3 – Three reliable arms does not a bullpen make. Jeurys Familia‘s injury would not have been nearly as crippling had Fernando Salas and Hansel Robles pitched as well as they did last year. Bullpen arms are funny that way. But seeing Robles enter the game with the bases loaded four times this season only to crap all over the box score each time like a sea gull on a beach blanket is no laughing matter. Familia, A.J. Ramos, and Jerry Blevins is a nice start, but this pen needs two more big arms. All those other guys that have had moments can compete for the last few spots or rotate in and out depending on who’s healthy and hot. Nothing crushes win streaks and team morale faster than a bad bullpen. As an added bonus, bullpen arms make great trade chips as we learned with Addison Reed who’s half season of closing fetched a better return than Jay Bruce‘s 34 home runs (and counting).
4 – Defense matters. It keeps games close and gives young pitchers confidence. We can already see the upgrade with Dom Smith and Amed Rosario over Lucas Duda and Asdrubal Cabrera. It sure would be nice to compliment them with a third baseman who could consistently throw across the diamond and a second baseman who can smoothly turn a double play.

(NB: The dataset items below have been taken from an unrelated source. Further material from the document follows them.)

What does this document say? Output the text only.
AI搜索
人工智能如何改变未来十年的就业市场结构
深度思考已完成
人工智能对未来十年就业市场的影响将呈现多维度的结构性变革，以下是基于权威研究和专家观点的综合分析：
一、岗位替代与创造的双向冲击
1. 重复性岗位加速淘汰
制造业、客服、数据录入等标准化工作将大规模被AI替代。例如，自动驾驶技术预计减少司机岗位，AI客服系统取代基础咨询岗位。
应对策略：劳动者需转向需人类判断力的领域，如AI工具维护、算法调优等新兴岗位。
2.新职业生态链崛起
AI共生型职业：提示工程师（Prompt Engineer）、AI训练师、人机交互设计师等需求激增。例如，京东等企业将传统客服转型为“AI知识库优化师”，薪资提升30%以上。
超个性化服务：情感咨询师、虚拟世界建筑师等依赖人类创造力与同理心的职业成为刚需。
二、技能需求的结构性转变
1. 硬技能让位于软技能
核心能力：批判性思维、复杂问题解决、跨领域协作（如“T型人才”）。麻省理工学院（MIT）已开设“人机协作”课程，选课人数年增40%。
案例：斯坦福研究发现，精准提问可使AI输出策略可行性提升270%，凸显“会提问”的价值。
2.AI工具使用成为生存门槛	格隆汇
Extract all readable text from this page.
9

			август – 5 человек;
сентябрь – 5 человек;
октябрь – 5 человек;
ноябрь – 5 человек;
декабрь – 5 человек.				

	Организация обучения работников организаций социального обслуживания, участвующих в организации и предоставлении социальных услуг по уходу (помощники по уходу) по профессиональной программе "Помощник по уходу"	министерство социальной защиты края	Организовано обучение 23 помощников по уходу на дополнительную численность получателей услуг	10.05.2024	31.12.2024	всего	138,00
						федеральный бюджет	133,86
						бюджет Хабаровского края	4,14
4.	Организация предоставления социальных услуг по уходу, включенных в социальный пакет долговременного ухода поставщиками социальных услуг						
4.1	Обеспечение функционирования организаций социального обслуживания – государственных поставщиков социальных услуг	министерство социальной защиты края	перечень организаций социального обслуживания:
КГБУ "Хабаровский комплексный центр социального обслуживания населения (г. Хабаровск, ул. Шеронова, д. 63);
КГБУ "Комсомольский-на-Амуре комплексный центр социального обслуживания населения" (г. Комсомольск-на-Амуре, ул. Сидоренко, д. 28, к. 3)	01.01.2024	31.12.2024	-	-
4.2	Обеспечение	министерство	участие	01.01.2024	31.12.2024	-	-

5 – The Nationals really are that good. They finally have a serviceable bullpen to pair with their strong rotation and their top half of the lineup is among the best in baseball. They have power, speed, and guys who can get on base. Not only will this team be back for more next year, but they’ll finally be rid of Jayson Werth‘s albatross contract and Adam Eaton will be back (did you forget they had him too?). The good news is that the Phillies are terrible, the Marlins have no pitching in sight and the Braves, unless they spend a fortune this off-season, still have a ways to go in their rebuild.